The internet may offer expansive horizons, but we most often act on the recommendations and guidance of those we already know and trust. Most likely to become enthusiastic are friends and those people who already support your organisation. These two groups are also the most likely to pass on information to other people they know.
Beyond this initial release of information, the tactics for online promotion are those that are tried and true offline. It is too easy to get lost in the bright lights of social media – the fancy new technology – and forget the basics: engage people, respond to them, tell them all you can. You answer the phone if it rings in your office, so answer the tweets and messages when they are directed at you online.
Using the Twitter Hashtag
Technology can help you keep track of discussion and ensure that a broad range of people know about your event. The hashtag function of Twitter is one way to promote and then monitor discussion around an event.

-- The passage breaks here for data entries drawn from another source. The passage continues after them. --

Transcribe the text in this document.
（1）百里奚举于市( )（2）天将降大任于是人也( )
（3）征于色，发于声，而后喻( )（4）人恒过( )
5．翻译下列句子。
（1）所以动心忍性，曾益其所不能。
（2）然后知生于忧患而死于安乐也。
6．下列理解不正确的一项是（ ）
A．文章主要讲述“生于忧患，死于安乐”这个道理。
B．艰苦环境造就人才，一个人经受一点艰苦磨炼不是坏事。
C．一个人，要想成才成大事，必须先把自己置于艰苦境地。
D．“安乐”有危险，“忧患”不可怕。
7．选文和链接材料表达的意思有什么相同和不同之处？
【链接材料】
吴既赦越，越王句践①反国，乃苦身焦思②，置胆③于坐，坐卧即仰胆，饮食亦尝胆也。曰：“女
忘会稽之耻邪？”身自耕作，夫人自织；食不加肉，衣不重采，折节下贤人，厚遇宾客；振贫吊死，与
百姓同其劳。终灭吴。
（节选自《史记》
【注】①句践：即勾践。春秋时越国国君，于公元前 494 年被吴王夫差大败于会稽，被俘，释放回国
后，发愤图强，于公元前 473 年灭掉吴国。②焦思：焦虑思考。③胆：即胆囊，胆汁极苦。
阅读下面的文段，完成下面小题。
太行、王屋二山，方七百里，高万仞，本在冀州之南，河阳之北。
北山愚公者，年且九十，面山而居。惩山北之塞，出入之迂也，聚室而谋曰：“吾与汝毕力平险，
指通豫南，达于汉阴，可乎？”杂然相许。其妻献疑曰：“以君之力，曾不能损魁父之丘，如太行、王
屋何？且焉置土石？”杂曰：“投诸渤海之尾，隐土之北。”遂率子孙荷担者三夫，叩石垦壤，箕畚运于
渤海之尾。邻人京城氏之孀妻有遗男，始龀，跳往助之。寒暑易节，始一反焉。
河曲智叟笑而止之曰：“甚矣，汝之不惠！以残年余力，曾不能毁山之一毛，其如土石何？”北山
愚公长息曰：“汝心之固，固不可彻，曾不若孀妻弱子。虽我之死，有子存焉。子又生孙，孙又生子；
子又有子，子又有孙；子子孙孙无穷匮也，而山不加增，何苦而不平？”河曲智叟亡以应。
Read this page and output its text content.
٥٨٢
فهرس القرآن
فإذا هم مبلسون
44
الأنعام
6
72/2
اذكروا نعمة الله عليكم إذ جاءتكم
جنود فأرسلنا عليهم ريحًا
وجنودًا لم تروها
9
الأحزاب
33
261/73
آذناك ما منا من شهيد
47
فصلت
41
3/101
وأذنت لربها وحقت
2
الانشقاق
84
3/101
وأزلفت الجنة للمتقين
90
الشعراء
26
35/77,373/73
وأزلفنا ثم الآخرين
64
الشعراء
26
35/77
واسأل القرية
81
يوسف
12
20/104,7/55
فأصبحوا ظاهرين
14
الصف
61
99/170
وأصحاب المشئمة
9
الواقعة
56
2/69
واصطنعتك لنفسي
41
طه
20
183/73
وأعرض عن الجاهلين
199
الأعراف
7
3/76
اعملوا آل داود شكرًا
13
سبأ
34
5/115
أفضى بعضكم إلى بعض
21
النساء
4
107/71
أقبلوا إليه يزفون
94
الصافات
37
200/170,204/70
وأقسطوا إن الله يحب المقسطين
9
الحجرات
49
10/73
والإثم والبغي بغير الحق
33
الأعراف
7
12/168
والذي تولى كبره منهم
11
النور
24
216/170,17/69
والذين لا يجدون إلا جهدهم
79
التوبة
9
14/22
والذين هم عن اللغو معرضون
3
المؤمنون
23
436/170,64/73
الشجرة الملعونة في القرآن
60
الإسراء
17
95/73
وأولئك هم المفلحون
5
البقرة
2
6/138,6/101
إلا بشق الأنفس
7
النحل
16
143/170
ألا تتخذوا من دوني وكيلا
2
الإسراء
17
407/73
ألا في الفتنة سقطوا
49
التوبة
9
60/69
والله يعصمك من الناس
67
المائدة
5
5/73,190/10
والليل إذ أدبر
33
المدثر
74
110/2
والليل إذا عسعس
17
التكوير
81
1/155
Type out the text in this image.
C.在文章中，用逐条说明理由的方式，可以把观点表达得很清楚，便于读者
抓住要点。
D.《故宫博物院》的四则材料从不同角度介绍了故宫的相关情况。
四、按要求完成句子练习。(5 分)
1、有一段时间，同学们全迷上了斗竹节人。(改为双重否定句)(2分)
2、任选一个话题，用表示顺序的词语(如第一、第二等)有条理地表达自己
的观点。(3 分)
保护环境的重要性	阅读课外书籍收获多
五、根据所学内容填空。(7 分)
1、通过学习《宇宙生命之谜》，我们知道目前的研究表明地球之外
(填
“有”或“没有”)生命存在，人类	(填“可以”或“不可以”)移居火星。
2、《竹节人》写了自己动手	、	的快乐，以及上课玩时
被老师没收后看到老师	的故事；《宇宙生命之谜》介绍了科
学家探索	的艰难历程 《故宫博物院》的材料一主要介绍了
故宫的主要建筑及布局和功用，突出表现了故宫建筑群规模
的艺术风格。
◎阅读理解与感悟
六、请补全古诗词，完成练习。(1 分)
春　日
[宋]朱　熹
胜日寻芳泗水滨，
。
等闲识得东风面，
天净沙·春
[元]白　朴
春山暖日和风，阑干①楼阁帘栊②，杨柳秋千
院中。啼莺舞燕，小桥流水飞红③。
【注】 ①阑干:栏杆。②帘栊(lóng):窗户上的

Establishing an easily memorable hashtag term is now one of the earliest tasks to undertake. Kick this off yourself and ensure – in the least intrusive ways possible – that others continue to use the tag in their tweets. If you can successfully manage this, the conversation can then easily be tracked. Be sure to respond and integrate users into your replies. A site like hashtags.org allows you to search for specific tags, find relevant tweets and note the trends over hours, days and weeks.
Engaging users in dialogue, so that their followers then pay attention, will help spill beyond your initial pool of Twitter followers. Be sure that your Twitter profile includes a link to your main website – a piqued interest must be allowed to follow its path! Likewise, any event website should have a button allowing people to easily “share” the URL or information with others. (Do the same in any newsletters you send out – it’s worth it.)
Frequency of Updates
Discussion and excitement about an event will only continue if the online presence is an active one. Our attention span online can be incredibly short, the taste for novelty incredibly strong. A regular dripfeed is better than an initial flood of information. Popping up again and again on update feeds with quality news, links and information will serve the dual purpose of informing people and attracting attention. Retweeting and Facebook sharing are more likely if users think the content is original, inspiring or important.
Focus intently on a few sites – I am favouring Twitter and Facebook here as they are, for now, the biggest and most active networks – rather than spread yourself thinly across every possible outlet. For example, it’s probably not worth bothering with Myspace these days, as it is used by fewer and fewer people. Likewise, anything that is too new – anything that has not reached tipping point – is likely to service a too-small community. The stretched resources of most charities and not-for-profits need to be used wisely.
If you have a larger budget or a particularly energetic group, put some time into creating the type of content that procrastinating people online love to share: videos, quizzes, apps for their phones. These can be hard to do in a way that doesn’t seem token or naff. So perhaps this is only worth pursing if you have a strong concept – rather than simply for the sake of it.
And that’s a worthwhile approach to using social media in general:
Use it with a strong idea in mind and commitment to doing it properly.
Your event will attract positive attention if the online presence feels genuine, committed and meaningful. Users tend to respond to a sense of real excitement and enthusiasm around an event – while running away from anything that smells too strongly of stale PR. Social media can allow you to cover new territory, find new supporters and generate interest in your event – but it can also be a tool for giving everyone a flavour of your organisation and what it does.
How have you used social media to promote your events?